After the incident Florida governor Jeb Bush, who has been under intense pressure to act to prolong Ms Schiavo's life, said he did not have the legal authority to take her into protective custody.
State officials denied that any showdown had occurred. However, the prospect of a confrontation between two branches of law enforcement underscores the intense emotions generated by the case and the dangers of a full-blown constitutional crisis. Armed police officers at the scene told The Irish Times on Thursday they were ready for "any eventuality" but declined to go into details.
The protests at the hospice have been peaceful other than for symbolic attempts to bring water to Ms Schiavo, which end in arrests.

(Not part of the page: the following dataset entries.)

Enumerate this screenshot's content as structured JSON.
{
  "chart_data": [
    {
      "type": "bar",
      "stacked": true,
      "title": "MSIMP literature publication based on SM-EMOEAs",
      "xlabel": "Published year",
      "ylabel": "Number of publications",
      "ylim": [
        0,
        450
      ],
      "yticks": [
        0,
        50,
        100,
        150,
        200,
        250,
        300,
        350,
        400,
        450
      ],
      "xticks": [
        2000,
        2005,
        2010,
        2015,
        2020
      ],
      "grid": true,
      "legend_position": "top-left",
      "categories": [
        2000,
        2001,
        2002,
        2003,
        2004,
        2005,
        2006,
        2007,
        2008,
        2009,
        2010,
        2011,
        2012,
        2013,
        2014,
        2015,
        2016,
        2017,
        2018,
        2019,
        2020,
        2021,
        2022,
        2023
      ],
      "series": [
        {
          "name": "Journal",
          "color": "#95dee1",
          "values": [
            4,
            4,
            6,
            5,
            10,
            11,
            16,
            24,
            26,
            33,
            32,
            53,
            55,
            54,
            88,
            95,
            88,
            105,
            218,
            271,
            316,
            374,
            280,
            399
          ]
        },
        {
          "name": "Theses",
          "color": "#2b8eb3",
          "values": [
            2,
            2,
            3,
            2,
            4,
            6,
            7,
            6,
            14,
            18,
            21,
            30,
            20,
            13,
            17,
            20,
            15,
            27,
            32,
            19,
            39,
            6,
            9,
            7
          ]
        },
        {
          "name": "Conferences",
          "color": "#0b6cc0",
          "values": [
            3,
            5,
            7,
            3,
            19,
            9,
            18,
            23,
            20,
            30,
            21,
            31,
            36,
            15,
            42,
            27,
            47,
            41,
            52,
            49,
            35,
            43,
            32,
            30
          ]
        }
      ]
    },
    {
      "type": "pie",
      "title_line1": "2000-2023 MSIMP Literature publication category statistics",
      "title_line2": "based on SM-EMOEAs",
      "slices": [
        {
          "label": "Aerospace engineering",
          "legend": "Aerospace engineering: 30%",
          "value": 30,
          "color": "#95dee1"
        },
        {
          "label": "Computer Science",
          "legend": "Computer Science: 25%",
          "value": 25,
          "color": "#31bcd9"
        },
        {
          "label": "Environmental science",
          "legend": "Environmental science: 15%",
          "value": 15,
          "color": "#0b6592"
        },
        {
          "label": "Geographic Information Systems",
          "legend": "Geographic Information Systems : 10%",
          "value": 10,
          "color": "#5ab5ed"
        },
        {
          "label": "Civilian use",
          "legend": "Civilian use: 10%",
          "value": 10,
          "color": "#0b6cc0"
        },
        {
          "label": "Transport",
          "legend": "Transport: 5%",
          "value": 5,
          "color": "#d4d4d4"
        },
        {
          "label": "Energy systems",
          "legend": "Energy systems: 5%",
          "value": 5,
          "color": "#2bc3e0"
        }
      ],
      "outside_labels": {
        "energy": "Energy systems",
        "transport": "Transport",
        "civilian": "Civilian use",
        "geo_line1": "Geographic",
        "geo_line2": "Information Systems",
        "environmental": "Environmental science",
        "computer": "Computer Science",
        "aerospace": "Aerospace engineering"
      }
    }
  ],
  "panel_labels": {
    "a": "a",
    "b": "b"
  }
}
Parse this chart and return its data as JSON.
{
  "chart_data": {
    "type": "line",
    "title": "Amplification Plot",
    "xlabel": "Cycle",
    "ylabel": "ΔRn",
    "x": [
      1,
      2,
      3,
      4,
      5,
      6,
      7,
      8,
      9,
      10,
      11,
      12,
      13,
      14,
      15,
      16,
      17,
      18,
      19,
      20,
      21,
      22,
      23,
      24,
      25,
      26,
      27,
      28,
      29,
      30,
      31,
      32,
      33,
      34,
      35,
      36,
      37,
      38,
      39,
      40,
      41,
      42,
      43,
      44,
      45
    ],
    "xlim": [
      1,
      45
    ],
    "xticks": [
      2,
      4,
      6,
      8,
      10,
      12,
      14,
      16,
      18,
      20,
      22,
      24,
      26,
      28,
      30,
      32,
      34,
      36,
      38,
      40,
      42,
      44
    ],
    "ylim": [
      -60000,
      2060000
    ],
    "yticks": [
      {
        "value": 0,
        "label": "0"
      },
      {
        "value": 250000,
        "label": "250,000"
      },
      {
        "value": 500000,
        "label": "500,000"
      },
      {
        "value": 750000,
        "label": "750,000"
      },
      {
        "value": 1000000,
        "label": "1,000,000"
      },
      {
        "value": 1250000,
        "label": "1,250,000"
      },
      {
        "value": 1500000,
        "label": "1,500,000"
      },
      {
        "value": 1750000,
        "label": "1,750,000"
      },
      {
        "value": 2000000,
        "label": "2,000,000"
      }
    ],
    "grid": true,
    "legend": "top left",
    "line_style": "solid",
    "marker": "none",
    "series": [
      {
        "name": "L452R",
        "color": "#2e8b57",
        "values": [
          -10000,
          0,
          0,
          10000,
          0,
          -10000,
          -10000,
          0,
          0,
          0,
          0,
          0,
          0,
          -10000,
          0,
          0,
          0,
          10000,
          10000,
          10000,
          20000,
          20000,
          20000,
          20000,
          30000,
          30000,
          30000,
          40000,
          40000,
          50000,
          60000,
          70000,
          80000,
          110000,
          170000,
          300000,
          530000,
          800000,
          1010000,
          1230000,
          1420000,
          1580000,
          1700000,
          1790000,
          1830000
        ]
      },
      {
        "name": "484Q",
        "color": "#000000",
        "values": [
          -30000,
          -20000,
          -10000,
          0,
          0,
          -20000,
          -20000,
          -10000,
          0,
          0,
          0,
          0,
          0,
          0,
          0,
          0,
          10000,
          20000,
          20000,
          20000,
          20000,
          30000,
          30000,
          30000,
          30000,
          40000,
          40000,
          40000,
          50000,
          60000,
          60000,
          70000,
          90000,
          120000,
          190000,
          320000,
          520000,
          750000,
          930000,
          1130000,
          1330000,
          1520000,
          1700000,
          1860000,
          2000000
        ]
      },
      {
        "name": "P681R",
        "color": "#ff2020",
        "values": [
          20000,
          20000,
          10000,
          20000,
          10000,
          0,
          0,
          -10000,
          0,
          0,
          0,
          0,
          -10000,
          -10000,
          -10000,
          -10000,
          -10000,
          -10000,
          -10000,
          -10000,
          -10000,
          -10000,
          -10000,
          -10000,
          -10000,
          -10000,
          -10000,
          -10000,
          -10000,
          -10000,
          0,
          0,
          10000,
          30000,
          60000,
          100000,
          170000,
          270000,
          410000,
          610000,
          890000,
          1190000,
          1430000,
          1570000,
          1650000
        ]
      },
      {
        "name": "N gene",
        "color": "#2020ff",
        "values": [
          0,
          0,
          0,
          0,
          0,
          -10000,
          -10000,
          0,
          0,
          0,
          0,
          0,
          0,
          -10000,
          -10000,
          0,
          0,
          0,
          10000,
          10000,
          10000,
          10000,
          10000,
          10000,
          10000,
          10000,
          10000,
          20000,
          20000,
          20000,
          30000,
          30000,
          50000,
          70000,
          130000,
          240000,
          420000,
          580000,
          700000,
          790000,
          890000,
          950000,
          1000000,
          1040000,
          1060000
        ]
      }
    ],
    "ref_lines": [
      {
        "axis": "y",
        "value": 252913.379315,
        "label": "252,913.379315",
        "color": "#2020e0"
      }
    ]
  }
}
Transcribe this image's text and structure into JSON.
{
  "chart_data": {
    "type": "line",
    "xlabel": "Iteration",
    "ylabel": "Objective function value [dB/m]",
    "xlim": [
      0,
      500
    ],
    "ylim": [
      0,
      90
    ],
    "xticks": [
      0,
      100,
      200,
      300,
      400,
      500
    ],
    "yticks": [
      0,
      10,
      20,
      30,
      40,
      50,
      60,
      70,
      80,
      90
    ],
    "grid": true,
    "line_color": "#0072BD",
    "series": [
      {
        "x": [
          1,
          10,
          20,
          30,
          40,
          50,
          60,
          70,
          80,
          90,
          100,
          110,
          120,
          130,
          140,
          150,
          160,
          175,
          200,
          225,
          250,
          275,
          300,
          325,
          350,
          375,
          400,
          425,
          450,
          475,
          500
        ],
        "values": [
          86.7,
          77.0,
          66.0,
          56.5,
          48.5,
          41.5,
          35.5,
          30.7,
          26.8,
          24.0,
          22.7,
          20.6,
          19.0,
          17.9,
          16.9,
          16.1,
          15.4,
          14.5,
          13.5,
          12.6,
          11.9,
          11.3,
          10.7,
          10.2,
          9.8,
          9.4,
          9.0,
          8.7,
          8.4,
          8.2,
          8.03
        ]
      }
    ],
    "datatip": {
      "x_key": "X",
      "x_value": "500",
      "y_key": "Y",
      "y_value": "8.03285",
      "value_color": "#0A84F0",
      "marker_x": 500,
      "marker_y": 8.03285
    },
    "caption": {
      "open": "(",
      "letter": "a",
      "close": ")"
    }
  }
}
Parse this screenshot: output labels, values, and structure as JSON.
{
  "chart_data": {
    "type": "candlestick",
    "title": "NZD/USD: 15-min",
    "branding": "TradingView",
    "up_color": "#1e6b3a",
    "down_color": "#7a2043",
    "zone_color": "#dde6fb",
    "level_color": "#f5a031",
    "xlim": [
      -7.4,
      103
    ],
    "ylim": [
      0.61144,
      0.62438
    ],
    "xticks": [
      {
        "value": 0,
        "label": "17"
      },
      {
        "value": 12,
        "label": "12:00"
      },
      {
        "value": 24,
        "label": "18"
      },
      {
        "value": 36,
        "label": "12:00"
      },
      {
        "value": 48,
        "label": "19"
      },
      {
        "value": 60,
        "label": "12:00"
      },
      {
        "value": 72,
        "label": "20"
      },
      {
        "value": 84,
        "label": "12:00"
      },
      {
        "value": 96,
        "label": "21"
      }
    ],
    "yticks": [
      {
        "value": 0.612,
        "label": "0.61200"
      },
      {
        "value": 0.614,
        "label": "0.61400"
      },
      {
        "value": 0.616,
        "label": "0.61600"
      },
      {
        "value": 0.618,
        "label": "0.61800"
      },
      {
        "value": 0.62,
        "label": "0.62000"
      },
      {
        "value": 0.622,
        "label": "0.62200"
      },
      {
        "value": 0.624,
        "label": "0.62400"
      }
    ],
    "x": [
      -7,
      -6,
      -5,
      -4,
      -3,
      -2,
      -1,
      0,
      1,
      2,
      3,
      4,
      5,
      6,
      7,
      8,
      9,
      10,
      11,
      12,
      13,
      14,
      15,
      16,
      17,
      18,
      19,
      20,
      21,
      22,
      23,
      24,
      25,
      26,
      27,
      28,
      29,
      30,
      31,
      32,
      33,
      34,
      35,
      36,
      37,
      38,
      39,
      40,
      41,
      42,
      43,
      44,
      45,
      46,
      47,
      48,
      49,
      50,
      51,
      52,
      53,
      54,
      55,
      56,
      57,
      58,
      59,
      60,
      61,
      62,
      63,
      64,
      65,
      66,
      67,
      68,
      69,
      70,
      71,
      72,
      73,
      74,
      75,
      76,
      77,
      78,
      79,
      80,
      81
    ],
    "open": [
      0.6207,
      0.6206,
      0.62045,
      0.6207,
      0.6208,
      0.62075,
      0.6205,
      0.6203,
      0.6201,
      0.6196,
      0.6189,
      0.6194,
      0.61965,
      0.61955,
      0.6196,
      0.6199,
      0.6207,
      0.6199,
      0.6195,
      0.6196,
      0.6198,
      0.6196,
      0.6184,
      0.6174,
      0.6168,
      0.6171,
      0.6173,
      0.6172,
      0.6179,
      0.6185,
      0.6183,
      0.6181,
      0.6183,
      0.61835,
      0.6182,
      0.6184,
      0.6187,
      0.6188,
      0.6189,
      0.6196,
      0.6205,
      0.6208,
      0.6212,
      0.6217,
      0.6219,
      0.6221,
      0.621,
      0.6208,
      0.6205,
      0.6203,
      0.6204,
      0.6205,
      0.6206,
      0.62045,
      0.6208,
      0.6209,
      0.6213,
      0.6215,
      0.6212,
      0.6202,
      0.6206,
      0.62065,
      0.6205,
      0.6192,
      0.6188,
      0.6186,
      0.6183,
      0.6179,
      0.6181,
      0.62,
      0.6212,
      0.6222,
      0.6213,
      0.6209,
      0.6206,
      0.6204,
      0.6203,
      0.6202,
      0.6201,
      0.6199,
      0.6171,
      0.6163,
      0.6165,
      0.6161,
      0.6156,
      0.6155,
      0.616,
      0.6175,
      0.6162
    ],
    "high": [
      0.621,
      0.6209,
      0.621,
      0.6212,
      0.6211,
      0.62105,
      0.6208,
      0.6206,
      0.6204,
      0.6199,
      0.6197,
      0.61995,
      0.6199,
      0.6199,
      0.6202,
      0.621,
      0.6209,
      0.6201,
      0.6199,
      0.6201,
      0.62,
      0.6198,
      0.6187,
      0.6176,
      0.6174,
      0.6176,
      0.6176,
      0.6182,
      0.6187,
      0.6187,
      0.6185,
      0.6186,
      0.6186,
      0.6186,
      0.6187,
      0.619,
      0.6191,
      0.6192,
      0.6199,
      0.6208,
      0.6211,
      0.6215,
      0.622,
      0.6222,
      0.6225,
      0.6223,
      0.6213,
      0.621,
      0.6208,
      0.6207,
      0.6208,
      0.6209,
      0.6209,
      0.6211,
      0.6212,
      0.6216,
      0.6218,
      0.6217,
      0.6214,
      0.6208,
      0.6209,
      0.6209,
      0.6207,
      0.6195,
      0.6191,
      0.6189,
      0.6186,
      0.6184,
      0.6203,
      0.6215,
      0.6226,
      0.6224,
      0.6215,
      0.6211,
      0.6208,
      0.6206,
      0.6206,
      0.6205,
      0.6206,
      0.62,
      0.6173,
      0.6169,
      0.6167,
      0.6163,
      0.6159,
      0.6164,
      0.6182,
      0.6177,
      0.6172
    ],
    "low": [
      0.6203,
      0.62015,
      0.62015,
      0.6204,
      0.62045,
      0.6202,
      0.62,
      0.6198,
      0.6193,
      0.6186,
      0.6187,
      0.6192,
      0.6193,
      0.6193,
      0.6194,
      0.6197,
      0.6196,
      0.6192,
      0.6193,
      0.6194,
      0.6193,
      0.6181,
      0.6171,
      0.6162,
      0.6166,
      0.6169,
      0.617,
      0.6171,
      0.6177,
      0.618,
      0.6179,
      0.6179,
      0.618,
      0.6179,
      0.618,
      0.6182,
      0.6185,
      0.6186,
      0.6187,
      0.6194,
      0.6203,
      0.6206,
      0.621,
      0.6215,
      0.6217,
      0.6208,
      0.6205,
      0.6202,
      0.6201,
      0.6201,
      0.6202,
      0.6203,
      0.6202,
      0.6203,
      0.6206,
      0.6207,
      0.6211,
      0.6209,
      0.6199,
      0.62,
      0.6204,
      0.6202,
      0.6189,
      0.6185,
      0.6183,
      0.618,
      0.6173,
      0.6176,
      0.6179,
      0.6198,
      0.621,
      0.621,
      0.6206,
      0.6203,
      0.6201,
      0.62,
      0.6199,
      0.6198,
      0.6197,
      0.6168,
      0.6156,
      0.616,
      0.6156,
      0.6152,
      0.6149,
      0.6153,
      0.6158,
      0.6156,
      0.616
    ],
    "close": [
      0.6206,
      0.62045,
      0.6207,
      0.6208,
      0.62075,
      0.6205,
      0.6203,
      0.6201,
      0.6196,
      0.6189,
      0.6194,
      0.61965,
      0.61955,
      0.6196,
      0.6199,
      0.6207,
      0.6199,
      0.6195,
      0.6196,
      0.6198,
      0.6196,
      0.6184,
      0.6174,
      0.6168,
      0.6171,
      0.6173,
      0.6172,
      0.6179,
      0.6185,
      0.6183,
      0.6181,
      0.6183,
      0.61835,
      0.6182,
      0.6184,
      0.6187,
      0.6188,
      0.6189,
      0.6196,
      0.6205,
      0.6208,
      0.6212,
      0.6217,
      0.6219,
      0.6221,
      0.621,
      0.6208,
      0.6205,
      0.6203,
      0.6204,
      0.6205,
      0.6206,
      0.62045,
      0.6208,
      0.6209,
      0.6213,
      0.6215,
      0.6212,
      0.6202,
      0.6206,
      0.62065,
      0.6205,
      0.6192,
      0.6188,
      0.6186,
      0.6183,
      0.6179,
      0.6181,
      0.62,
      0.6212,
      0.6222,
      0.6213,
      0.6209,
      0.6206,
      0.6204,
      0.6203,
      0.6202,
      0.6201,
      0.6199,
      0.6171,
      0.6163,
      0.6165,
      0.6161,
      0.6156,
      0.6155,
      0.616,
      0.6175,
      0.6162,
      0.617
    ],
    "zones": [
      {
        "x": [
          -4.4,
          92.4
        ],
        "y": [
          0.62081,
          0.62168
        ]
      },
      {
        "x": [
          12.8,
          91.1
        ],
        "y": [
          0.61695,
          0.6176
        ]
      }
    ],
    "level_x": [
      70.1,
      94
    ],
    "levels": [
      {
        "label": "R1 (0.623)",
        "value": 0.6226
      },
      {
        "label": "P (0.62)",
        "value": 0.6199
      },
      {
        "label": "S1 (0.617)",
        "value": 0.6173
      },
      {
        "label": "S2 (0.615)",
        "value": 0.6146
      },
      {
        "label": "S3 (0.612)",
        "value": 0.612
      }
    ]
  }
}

Many right-to-life activists at the hospice see the issue as one of good versus evil - reinforced by the coincidence that the fight for Ms Schiavo, a Catholic, is happening at Easter, the pinnacle of the Christian calendar.
Friends of Ms Schiavo's parents said she was given morphine yesterday as her breathing had become increasingly laboured and her tongue and eyes were bleeding. However, the lawyer for her husband said yesterday morning: "She is resting comfortably. Her breathing does not appear to be shallow."